SNP councillors in Aberdeen have pledged to spend tens of millions of pounds on a new bridge across the River Dee – if they seize control of the local authority at May elections.
Nationalists in the city have put the congesting-busting project at the heart of their manifesto for the spring poll.
They believe a new crossing would “transform” the entrance to the city from the south and get rid of the notorious bottleneck which causes huge hold-ups on the A90.
The ambitious scheme could cost between £0million-£60million.
Stephen Flynn, the leader of the SNP group on the city council, said it was “essential” to capitalise on the improved transport links which will be created by the completion of the Aberdeen Western Peripheral Route (AWPR).
Plans for a new river crossing have been on the table since early last year.
Council chiefs unveiled a trio of designs, which would all retain the 16th century Bridge of Dee for pedestrians and cyclists.
One option – known as concept 6 – would involve a dual carriageway link road between Garthdee Road and the A90 Aberdeen-Dundee route.
Concept 6B contains all the elements of concept 6, with the addition of a new link road between Inchgarth Road and the A93 North Deeside Road.
Concept 7, which is favoured by the SNP, would include a new arch crossing alongside the existing Bridge of Dee.
Councillor Flynn said: “With transport links around our city being improved thanks to the AWPR it is absolutely essential that we capitalise on this and do our bit to improve the infrastructure in this part of our city.
“Obviously, any development will need to be sympathetic to the historical magnificence of the Bridge of Dee and not impact the river itself, but I believe this can be achieved and I’m excited about doing so.
“Our local communities, commuters and businesses will all benefit from this development and an SNP administration will ensure this bridge becomes a reality.”
A new crossing over the Dee has been supported by the Aberdeen and Grampian Chamber of Commerce.
The 16-member SNP group is the main opposition to the ruling Labour-Conservative-Independent alliance administration at the city council..
The Nationalists would need to increase their numbers to at least 23 to win a majority of the 45 seats on the local authority.
Paul O’Connor, chairman of the Inchgarth Community Centre, has long opposed building the bridge near Robert Gordon University’s campus.
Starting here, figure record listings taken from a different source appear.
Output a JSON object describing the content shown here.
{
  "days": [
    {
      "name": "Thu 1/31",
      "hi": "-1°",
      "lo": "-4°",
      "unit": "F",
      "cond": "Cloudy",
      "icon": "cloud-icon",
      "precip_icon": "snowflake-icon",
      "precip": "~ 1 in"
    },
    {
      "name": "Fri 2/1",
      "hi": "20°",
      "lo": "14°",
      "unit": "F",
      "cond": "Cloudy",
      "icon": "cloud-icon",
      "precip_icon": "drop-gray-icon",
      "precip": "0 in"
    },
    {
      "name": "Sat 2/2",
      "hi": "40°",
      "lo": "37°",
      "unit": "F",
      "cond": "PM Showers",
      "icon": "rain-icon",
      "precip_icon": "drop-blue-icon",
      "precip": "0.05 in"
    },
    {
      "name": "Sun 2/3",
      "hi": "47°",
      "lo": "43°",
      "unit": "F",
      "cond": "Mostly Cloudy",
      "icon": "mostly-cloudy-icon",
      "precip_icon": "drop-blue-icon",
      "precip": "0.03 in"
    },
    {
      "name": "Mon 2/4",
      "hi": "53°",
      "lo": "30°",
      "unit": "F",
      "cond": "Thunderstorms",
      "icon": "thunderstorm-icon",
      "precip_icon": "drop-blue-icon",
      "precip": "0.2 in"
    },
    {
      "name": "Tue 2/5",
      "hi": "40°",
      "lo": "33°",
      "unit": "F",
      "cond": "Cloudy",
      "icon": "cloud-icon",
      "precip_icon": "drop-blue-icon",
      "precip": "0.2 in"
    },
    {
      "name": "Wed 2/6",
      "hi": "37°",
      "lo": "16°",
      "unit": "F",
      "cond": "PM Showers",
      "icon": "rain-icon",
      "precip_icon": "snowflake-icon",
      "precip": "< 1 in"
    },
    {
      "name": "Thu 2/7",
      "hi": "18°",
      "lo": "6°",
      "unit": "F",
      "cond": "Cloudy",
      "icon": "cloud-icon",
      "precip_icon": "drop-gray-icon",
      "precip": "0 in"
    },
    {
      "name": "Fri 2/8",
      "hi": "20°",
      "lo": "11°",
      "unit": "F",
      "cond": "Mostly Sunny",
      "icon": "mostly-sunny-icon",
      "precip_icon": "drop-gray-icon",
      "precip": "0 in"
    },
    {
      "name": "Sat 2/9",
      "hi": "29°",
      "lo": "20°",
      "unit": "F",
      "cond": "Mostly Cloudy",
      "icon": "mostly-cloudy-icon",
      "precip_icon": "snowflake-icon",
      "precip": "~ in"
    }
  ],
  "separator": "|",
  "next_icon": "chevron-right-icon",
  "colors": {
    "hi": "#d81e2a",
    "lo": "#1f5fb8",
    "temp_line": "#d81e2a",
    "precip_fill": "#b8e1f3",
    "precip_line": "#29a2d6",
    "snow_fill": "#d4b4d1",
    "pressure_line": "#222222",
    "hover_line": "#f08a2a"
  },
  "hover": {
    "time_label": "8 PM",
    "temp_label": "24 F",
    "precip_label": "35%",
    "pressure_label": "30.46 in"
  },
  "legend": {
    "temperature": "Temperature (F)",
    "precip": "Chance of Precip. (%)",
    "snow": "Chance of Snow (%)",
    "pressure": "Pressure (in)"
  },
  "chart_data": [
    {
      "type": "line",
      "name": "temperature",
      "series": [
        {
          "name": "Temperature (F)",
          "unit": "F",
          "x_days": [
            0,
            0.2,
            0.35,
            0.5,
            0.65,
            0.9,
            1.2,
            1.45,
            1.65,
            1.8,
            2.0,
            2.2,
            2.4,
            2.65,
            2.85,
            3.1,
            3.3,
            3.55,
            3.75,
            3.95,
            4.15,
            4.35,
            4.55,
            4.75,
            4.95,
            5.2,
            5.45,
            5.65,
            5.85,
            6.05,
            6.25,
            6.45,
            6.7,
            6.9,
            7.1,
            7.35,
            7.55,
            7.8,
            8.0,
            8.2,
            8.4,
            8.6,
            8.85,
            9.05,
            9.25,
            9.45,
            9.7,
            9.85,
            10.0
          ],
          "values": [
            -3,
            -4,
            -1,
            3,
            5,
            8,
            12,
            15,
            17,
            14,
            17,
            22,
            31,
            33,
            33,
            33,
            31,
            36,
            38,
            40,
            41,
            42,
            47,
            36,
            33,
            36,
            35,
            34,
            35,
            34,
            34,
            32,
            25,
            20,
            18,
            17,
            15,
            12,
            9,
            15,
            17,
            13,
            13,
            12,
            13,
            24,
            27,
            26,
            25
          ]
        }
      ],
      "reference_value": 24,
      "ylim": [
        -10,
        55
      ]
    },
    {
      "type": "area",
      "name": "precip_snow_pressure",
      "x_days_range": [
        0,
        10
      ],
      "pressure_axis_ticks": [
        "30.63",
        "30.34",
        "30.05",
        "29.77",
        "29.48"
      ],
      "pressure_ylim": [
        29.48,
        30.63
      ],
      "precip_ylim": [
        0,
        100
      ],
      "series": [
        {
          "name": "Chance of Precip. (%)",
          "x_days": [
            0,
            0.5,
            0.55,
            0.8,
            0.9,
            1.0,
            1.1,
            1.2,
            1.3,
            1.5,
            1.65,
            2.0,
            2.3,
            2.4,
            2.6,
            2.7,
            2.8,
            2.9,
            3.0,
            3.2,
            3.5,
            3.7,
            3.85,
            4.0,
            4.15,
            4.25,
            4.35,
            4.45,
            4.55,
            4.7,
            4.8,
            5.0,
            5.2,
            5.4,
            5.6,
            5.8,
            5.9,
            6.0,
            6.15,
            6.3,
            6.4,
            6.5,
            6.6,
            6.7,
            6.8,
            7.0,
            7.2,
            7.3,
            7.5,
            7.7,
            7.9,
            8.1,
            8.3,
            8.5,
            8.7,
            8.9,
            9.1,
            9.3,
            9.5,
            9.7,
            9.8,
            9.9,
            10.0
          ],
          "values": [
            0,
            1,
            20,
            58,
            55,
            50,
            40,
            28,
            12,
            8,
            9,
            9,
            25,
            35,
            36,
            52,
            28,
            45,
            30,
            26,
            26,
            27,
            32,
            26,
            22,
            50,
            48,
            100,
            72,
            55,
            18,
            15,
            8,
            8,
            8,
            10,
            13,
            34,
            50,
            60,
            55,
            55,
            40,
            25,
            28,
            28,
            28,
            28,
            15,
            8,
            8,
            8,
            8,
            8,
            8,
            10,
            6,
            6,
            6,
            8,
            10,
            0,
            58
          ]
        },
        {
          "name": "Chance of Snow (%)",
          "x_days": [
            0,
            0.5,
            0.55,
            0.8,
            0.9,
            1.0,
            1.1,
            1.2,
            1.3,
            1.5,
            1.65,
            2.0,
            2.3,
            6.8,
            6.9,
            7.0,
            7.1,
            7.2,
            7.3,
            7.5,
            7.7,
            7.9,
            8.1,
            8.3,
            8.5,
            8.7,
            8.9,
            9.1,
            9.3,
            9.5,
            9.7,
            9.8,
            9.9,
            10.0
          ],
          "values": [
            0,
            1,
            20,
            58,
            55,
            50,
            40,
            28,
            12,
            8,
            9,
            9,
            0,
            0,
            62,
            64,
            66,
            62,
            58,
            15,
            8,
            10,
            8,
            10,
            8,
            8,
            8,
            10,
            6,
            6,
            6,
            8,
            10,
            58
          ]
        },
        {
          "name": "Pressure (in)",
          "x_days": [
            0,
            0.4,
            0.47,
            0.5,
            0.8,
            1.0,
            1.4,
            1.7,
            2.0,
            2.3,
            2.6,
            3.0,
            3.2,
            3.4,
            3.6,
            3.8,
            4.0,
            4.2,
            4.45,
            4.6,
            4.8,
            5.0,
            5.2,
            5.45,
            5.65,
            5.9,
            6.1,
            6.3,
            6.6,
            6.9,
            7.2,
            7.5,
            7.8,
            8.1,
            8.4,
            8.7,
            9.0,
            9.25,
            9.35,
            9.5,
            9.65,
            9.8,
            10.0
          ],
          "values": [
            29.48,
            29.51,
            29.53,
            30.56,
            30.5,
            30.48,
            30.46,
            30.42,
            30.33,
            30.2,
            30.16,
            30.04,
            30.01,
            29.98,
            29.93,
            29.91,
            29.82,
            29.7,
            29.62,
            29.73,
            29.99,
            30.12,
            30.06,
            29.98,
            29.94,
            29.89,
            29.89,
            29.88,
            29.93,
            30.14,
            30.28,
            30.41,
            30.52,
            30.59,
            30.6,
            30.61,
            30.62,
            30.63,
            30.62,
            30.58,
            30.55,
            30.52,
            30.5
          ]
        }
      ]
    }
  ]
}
Last night, he cautiously welcomed the SNP plan, but added: “I would warn any political party that if they press ahead with a bridge near RGU then they will face a campaign from residents and businesses like they have never seen.”
But administration finance vice-convener Alan Donnelly, a Conservative councillor, said: “My personal view would be to go for the upstream bridge which would allow for easier access to the Garthdee shopping venues and the university campus.
“I think building a new link beside the Bridge of Dee would detract from its historic value and have a big visual impact to an iconic entrance to the city.”
Labour infrastructure convener Neil Cooney said: “I think much depends on the availability of finances.
“We recognise that it is a key priority for any administration.”
James Bream, research and policy director at Aberdeen and Grampian Chamber of Commerce, said: “Continued investment in infrastructure in the north-east remains a high priority for business in the region and a new River Dee crossing is an important transport project on which chamber members want to see action.
“It is one of the projects we have listed as being critical and that our councillors must make happen.
“It will contribute towards £1billion of investment into the region’s transport improvements and importantly for road users it will ease a notorious bottleneck.”